TADO: We both started collecting things back at university. Some of the first pieces we saw were the original prototypes for Pete Fowler’s Monsterism series at a shop/gallery called Artomatic in London. We had both grown up with comics and had a few figures from that background but it was Pete’s mini-figures and the huge hand-made ones he did that really caught our enthusiasm. We quickly got into Michael Lau, Eric So, Kaws, the Unkle/Bape figures etc from there. We still hunt for a lot of stuff from back then!
JB: What were some of the most recent additions to your toy shrine?

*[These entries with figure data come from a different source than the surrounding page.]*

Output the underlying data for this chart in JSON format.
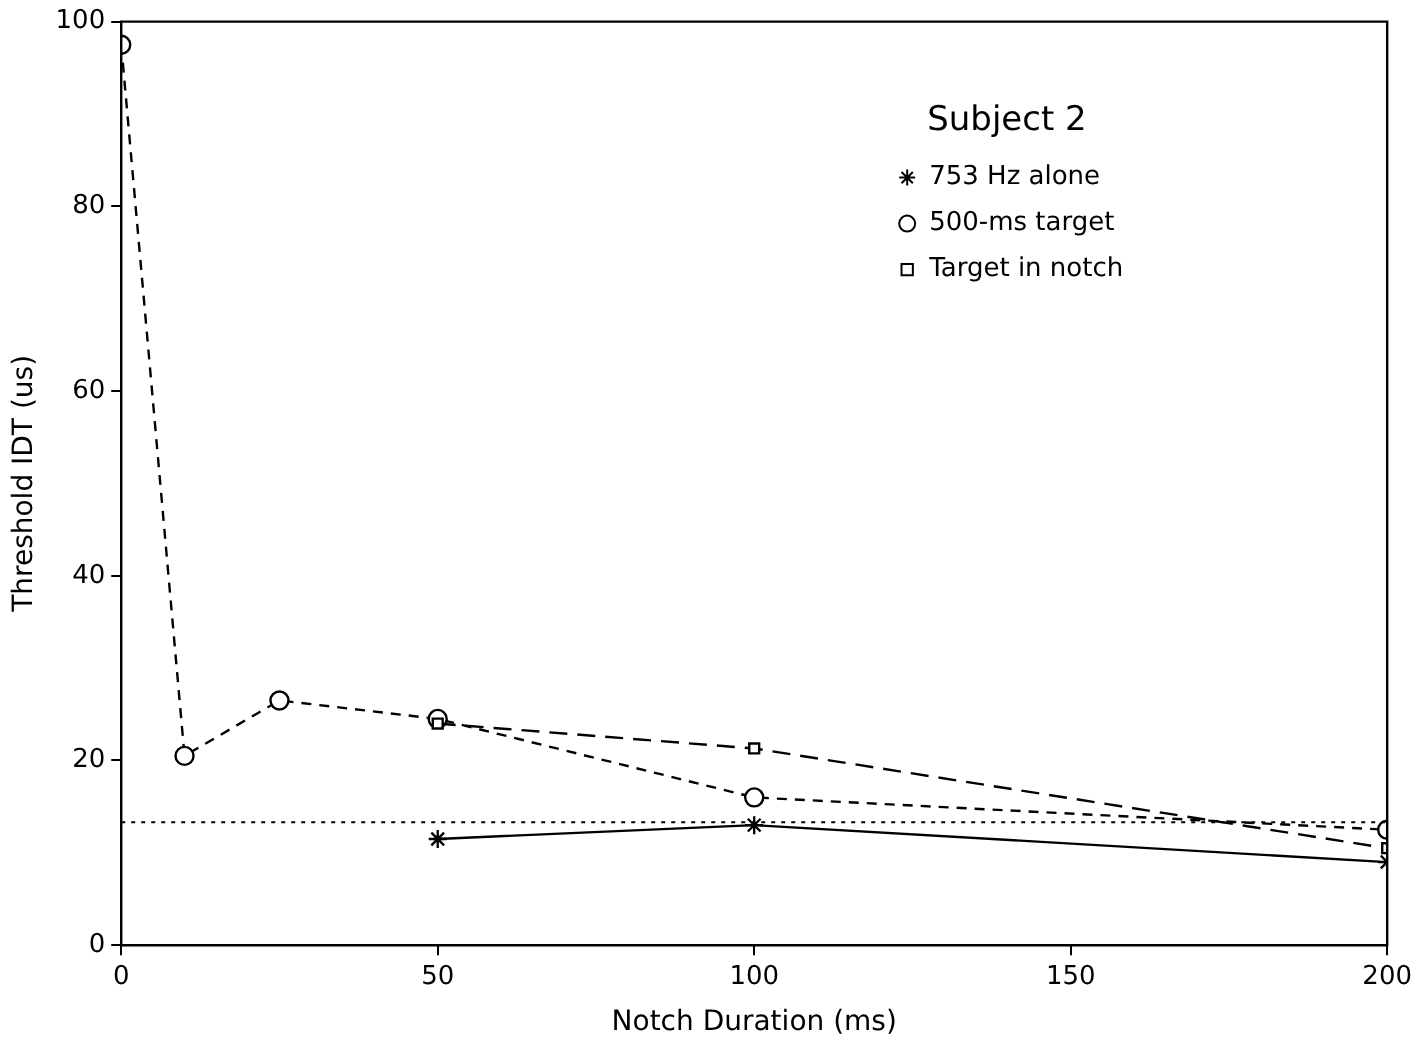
{
  "chart_data": {
    "type": "line",
    "xlabel": "Notch Duration (ms)",
    "ylabel": "Threshold IDT (us)",
    "legend_title": "Subject 2",
    "legend": "top right",
    "grid": false,
    "xlim": [
      0,
      200
    ],
    "xticks": [
      0,
      50,
      100,
      150,
      200
    ],
    "ylim": [
      0,
      100
    ],
    "yticks": [
      0,
      20,
      40,
      60,
      80,
      100
    ],
    "series": [
      {
        "name": "753 Hz alone",
        "color": "#000000",
        "marker": "cross",
        "line_style": "solid",
        "x": [
          50,
          100,
          200
        ],
        "values": [
          11.5,
          13,
          9
        ]
      },
      {
        "name": "500-ms target",
        "color": "#000000",
        "marker": "circle",
        "line_style": "dashed",
        "x": [
          0,
          10,
          25,
          50,
          100,
          200
        ],
        "values": [
          97.5,
          20.5,
          26.5,
          24.5,
          16,
          12.5
        ]
      },
      {
        "name": "Target in notch",
        "color": "#000000",
        "marker": "square",
        "line_style": "dashed",
        "x": [
          50,
          100,
          200
        ],
        "values": [
          24,
          21.3,
          10.5
        ]
      }
    ],
    "ref_lines": [
      {
        "axis": "y",
        "value": 13.3,
        "line_style": "dotted",
        "color": "#000000"
      }
    ]
  }
}
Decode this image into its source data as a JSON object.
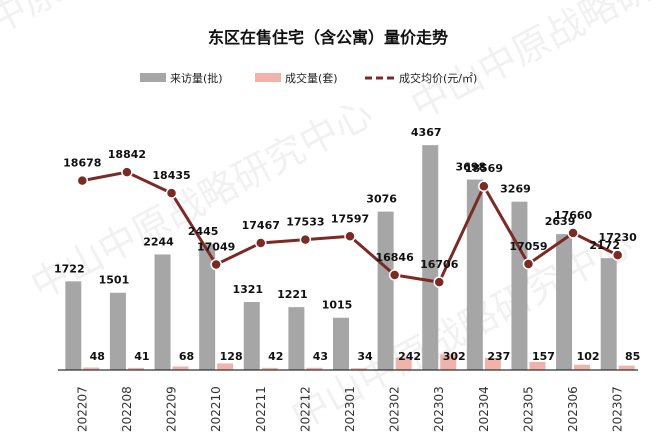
{
  "chart_data": {
    "type": "bar",
    "title": "东区在售住宅（含公寓）量价走势",
    "watermark": "中山中原战略研究中心",
    "categories": [
      "202207",
      "202208",
      "202209",
      "202210",
      "202211",
      "202212",
      "202301",
      "202302",
      "202303",
      "202304",
      "202305",
      "202306",
      "202307"
    ],
    "legend_position": "top",
    "grid": false,
    "series": [
      {
        "name": "来访量(批)",
        "type": "bar",
        "axis": "left",
        "color": "#a6a6a6",
        "values": [
          1722,
          1501,
          2244,
          2445,
          1321,
          1221,
          1015,
          3076,
          4367,
          3698,
          3269,
          2639,
          2172
        ]
      },
      {
        "name": "成交量(套)",
        "type": "bar",
        "axis": "left",
        "color": "#f0b2aa",
        "values": [
          48,
          41,
          68,
          128,
          42,
          43,
          34,
          242,
          302,
          237,
          157,
          102,
          85
        ]
      },
      {
        "name": "成交均价(元/㎡)",
        "type": "line",
        "axis": "right",
        "color": "#7b2a26",
        "values": [
          18678,
          18842,
          18435,
          17049,
          17467,
          17533,
          17597,
          16846,
          16706,
          18569,
          17059,
          17660,
          17230
        ]
      }
    ],
    "left_axis_range": [
      0,
      4700
    ],
    "right_axis_range": [
      15000,
      19700
    ]
  }
}
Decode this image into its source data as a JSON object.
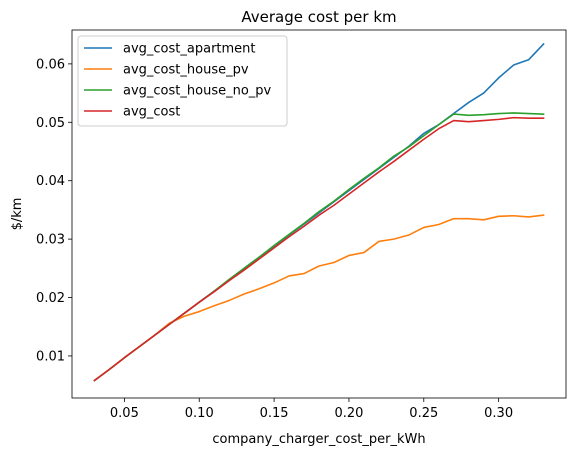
{
  "chart_data": {
    "type": "line",
    "title": "Average cost per km",
    "xlabel": "company_charger_cost_per_kWh",
    "ylabel": "$/km",
    "xlim": [
      0.015,
      0.345
    ],
    "ylim": [
      0.0028,
      0.0658
    ],
    "xticks": [
      0.05,
      0.1,
      0.15,
      0.2,
      0.25,
      0.3
    ],
    "xtick_labels": [
      "0.05",
      "0.10",
      "0.15",
      "0.20",
      "0.25",
      "0.30"
    ],
    "yticks": [
      0.01,
      0.02,
      0.03,
      0.04,
      0.05,
      0.06
    ],
    "ytick_labels": [
      "0.01",
      "0.02",
      "0.03",
      "0.04",
      "0.05",
      "0.06"
    ],
    "grid": false,
    "legend_position": "top-left",
    "x": [
      0.03,
      0.04,
      0.05,
      0.06,
      0.07,
      0.08,
      0.09,
      0.1,
      0.11,
      0.12,
      0.13,
      0.14,
      0.15,
      0.16,
      0.17,
      0.18,
      0.19,
      0.2,
      0.21,
      0.22,
      0.23,
      0.24,
      0.25,
      0.26,
      0.27,
      0.28,
      0.29,
      0.3,
      0.31,
      0.32,
      0.33
    ],
    "series": [
      {
        "name": "avg_cost_apartment",
        "color": "#1f77b4",
        "values": [
          0.0058,
          0.0077,
          0.0097,
          0.0116,
          0.0135,
          0.0154,
          0.0173,
          0.0192,
          0.0211,
          0.023,
          0.025,
          0.0269,
          0.0288,
          0.0307,
          0.0326,
          0.0345,
          0.0364,
          0.0383,
          0.0402,
          0.0421,
          0.044,
          0.0459,
          0.0481,
          0.0496,
          0.0515,
          0.0534,
          0.055,
          0.0576,
          0.0598,
          0.0607,
          0.0634
        ]
      },
      {
        "name": "avg_cost_house_pv",
        "color": "#ff7f0e",
        "values": [
          0.0058,
          0.0077,
          0.0097,
          0.0116,
          0.0135,
          0.0156,
          0.0168,
          0.0176,
          0.0186,
          0.0195,
          0.0206,
          0.0215,
          0.0225,
          0.0237,
          0.0241,
          0.0254,
          0.026,
          0.0272,
          0.0277,
          0.0296,
          0.03,
          0.0307,
          0.032,
          0.0325,
          0.0335,
          0.0335,
          0.0333,
          0.0339,
          0.034,
          0.0338,
          0.0341
        ]
      },
      {
        "name": "avg_cost_house_no_pv",
        "color": "#2ca02c",
        "values": [
          0.0058,
          0.0077,
          0.0097,
          0.0116,
          0.0135,
          0.0154,
          0.0173,
          0.0192,
          0.0211,
          0.0231,
          0.025,
          0.0269,
          0.0289,
          0.0308,
          0.0327,
          0.0347,
          0.0365,
          0.0385,
          0.0404,
          0.0422,
          0.0442,
          0.0458,
          0.0477,
          0.0496,
          0.0514,
          0.0512,
          0.0513,
          0.0515,
          0.0516,
          0.0515,
          0.0514
        ]
      },
      {
        "name": "avg_cost",
        "color": "#d62728",
        "values": [
          0.0058,
          0.0077,
          0.0097,
          0.0116,
          0.0135,
          0.0154,
          0.0173,
          0.0192,
          0.021,
          0.0229,
          0.0247,
          0.0266,
          0.0285,
          0.0304,
          0.0322,
          0.0341,
          0.0358,
          0.0377,
          0.0396,
          0.0415,
          0.0433,
          0.0452,
          0.0471,
          0.0489,
          0.0503,
          0.0501,
          0.0503,
          0.0505,
          0.0508,
          0.0507,
          0.0507
        ]
      }
    ]
  }
}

TADO: The last toys we picked up were a big haul of Eric So’s Estate Kids and Sprite Kids. We met up with a friend of ours from back in the day who was having a clearout (thanks Tom!) and exchanged cash and cardboard boxes in the back of a car! We’ve almost completed the Estate’s now. In terms of up-to-date stuff, the last pieces we got were some originals from Dehara’s ‘Panty Flash’ show at Giant Robot and Le Merdes Megalith from the wonderful people at Rotofugi.
JB: What the heck ever happened to Flying Cat and Furi Furi?!
TADO: The Flying Cat story is a bit of a sad one; we know a lot of people were upset when it fizzled out. They made some fantastic toys and very much did their own thing back then. We were very proud to be working with them and The SissyFists are still our favourite toy that never made it into production! We still keep in touch with a lot of the artists who were involved with Flying Cat and Alan who ran the business. As for Furi Furi, again they did some amazing and defining stuff. We know Tei is still very much active but working as a lone-ninja. We’ve always been big fans of their stuff, and he’s continuing to put out great work.
JB: A Computer Arts story I read about you talked about how you went through one phase of drawing all your characters with fangs and another phase of drawing all your characters with big breasts…should you possibly do a quick reissue and mash-up to capitalize on the current pop culture obsession with sexy vampires?
TADO: Haha – we must have been well ahead of our time. The world at large simply wasn’t ready for three-titted, bipedal vampirebearhorses back then. We should definitely look into re-hashing some of that stuff!
JB: You did a poster for the World Wildlife Federation that reads in part: “Our World is Sick. What Can We Do About It?” What’s your personal answer?
TADO: We think there’s a lot people can do just by being nicer to each other on a day to day basis. That and people really should drive smaller cars!